MW2009, Day 3: Organizational Change

16 Apr 2009
Posted by Heather Hart

Tim Hart from Museum Victoria in New Zealand, described the successes and challenges of bringing three separate museums together online. They worked together with management to develop an online strategy that encouraged broad ownership and cooperation. One of their biggest problems had been that their IT staff had been, seemingly paradoxically, much too focused on the actual technology. Finally they realized that it was so hard to create excitement for new projects because the rest of the staff had trouble understanding what they were even talking about. Instead, it was much more successful to find measurable objectives and focus on what the technology would do and how it would help everyone do their jobs better. By engaging their coworkers through an “online planning group” and making the process completely transparent with an online schedule of progress that was available to all staff, they were able to create a sense of ownership for their project and, therefore, it was much more successful from everyone’s perspective.

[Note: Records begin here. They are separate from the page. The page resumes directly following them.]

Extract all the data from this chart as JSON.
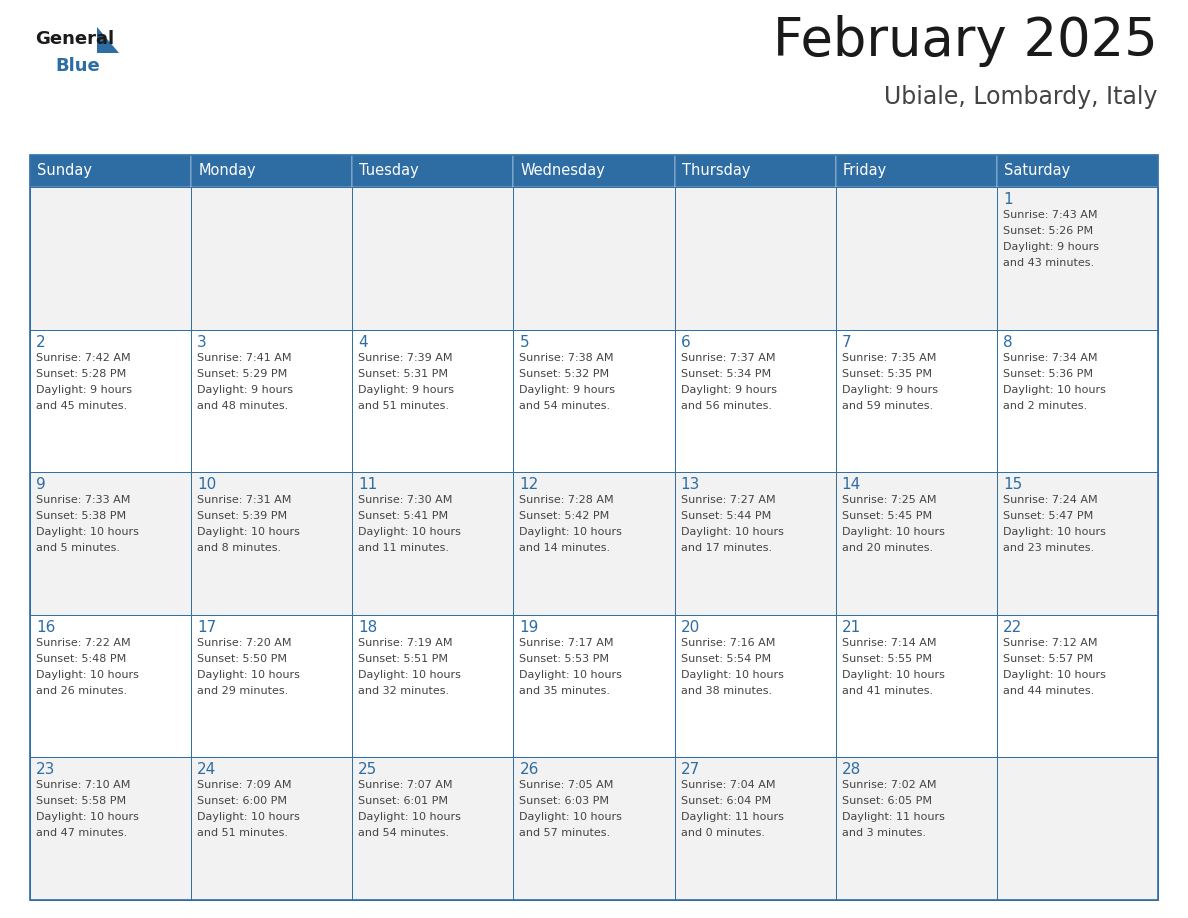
{
  "title": "February 2025",
  "subtitle": "Ubiale, Lombardy, Italy",
  "header_bg": "#2E6DA4",
  "header_text_color": "#FFFFFF",
  "cell_bg_odd": "#F2F2F2",
  "cell_bg_even": "#FFFFFF",
  "border_color": "#2E6DA4",
  "day_headers": [
    "Sunday",
    "Monday",
    "Tuesday",
    "Wednesday",
    "Thursday",
    "Friday",
    "Saturday"
  ],
  "title_color": "#1a1a1a",
  "subtitle_color": "#444444",
  "day_num_color": "#2E6DA4",
  "info_color": "#444444",
  "logo_general_color": "#1a1a1a",
  "logo_blue_color": "#2E6DA4",
  "fig_width": 11.88,
  "fig_height": 9.18,
  "dpi": 100,
  "weeks": [
    [
      {
        "day": null,
        "info": ""
      },
      {
        "day": null,
        "info": ""
      },
      {
        "day": null,
        "info": ""
      },
      {
        "day": null,
        "info": ""
      },
      {
        "day": null,
        "info": ""
      },
      {
        "day": null,
        "info": ""
      },
      {
        "day": 1,
        "info": "Sunrise: 7:43 AM\nSunset: 5:26 PM\nDaylight: 9 hours\nand 43 minutes."
      }
    ],
    [
      {
        "day": 2,
        "info": "Sunrise: 7:42 AM\nSunset: 5:28 PM\nDaylight: 9 hours\nand 45 minutes."
      },
      {
        "day": 3,
        "info": "Sunrise: 7:41 AM\nSunset: 5:29 PM\nDaylight: 9 hours\nand 48 minutes."
      },
      {
        "day": 4,
        "info": "Sunrise: 7:39 AM\nSunset: 5:31 PM\nDaylight: 9 hours\nand 51 minutes."
      },
      {
        "day": 5,
        "info": "Sunrise: 7:38 AM\nSunset: 5:32 PM\nDaylight: 9 hours\nand 54 minutes."
      },
      {
        "day": 6,
        "info": "Sunrise: 7:37 AM\nSunset: 5:34 PM\nDaylight: 9 hours\nand 56 minutes."
      },
      {
        "day": 7,
        "info": "Sunrise: 7:35 AM\nSunset: 5:35 PM\nDaylight: 9 hours\nand 59 minutes."
      },
      {
        "day": 8,
        "info": "Sunrise: 7:34 AM\nSunset: 5:36 PM\nDaylight: 10 hours\nand 2 minutes."
      }
    ],
    [
      {
        "day": 9,
        "info": "Sunrise: 7:33 AM\nSunset: 5:38 PM\nDaylight: 10 hours\nand 5 minutes."
      },
      {
        "day": 10,
        "info": "Sunrise: 7:31 AM\nSunset: 5:39 PM\nDaylight: 10 hours\nand 8 minutes."
      },
      {
        "day": 11,
        "info": "Sunrise: 7:30 AM\nSunset: 5:41 PM\nDaylight: 10 hours\nand 11 minutes."
      },
      {
        "day": 12,
        "info": "Sunrise: 7:28 AM\nSunset: 5:42 PM\nDaylight: 10 hours\nand 14 minutes."
      },
      {
        "day": 13,
        "info": "Sunrise: 7:27 AM\nSunset: 5:44 PM\nDaylight: 10 hours\nand 17 minutes."
      },
      {
        "day": 14,
        "info": "Sunrise: 7:25 AM\nSunset: 5:45 PM\nDaylight: 10 hours\nand 20 minutes."
      },
      {
        "day": 15,
        "info": "Sunrise: 7:24 AM\nSunset: 5:47 PM\nDaylight: 10 hours\nand 23 minutes."
      }
    ],
    [
      {
        "day": 16,
        "info": "Sunrise: 7:22 AM\nSunset: 5:48 PM\nDaylight: 10 hours\nand 26 minutes."
      },
      {
        "day": 17,
        "info": "Sunrise: 7:20 AM\nSunset: 5:50 PM\nDaylight: 10 hours\nand 29 minutes."
      },
      {
        "day": 18,
        "info": "Sunrise: 7:19 AM\nSunset: 5:51 PM\nDaylight: 10 hours\nand 32 minutes."
      },
      {
        "day": 19,
        "info": "Sunrise: 7:17 AM\nSunset: 5:53 PM\nDaylight: 10 hours\nand 35 minutes."
      },
      {
        "day": 20,
        "info": "Sunrise: 7:16 AM\nSunset: 5:54 PM\nDaylight: 10 hours\nand 38 minutes."
      },
      {
        "day": 21,
        "info": "Sunrise: 7:14 AM\nSunset: 5:55 PM\nDaylight: 10 hours\nand 41 minutes."
      },
      {
        "day": 22,
        "info": "Sunrise: 7:12 AM\nSunset: 5:57 PM\nDaylight: 10 hours\nand 44 minutes."
      }
    ],
    [
      {
        "day": 23,
        "info": "Sunrise: 7:10 AM\nSunset: 5:58 PM\nDaylight: 10 hours\nand 47 minutes."
      },
      {
        "day": 24,
        "info": "Sunrise: 7:09 AM\nSunset: 6:00 PM\nDaylight: 10 hours\nand 51 minutes."
      },
      {
        "day": 25,
        "info": "Sunrise: 7:07 AM\nSunset: 6:01 PM\nDaylight: 10 hours\nand 54 minutes."
      },
      {
        "day": 26,
        "info": "Sunrise: 7:05 AM\nSunset: 6:03 PM\nDaylight: 10 hours\nand 57 minutes."
      },
      {
        "day": 27,
        "info": "Sunrise: 7:04 AM\nSunset: 6:04 PM\nDaylight: 11 hours\nand 0 minutes."
      },
      {
        "day": 28,
        "info": "Sunrise: 7:02 AM\nSunset: 6:05 PM\nDaylight: 11 hours\nand 3 minutes."
      },
      {
        "day": null,
        "info": ""
      }
    ]
  ]
}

Stephanie Pau from the San Francisco Museum of Modern Art talked about the interpretive goals process that has been implemented at SFMOMA with a large degree of success. Instead of curators, educators, and technologists segregating themselves in the exhibit development process and creating distinct areas for themselves (“Now you’re viewing the exhibition”, “now you’re using the technology kiosks”, “now you’re in the education department”), SFMOMA facilitated a collaborative process in which all interested parties came together to develop exhibitions. The most important lesson from SFMOMA: more technology is not always better. Instead of worrying about volume, we should be focusing on using what technology we have in the most effective way.

I come out of this session reminded that, when it comes to technology, the question should be “why?” instead of “why not?”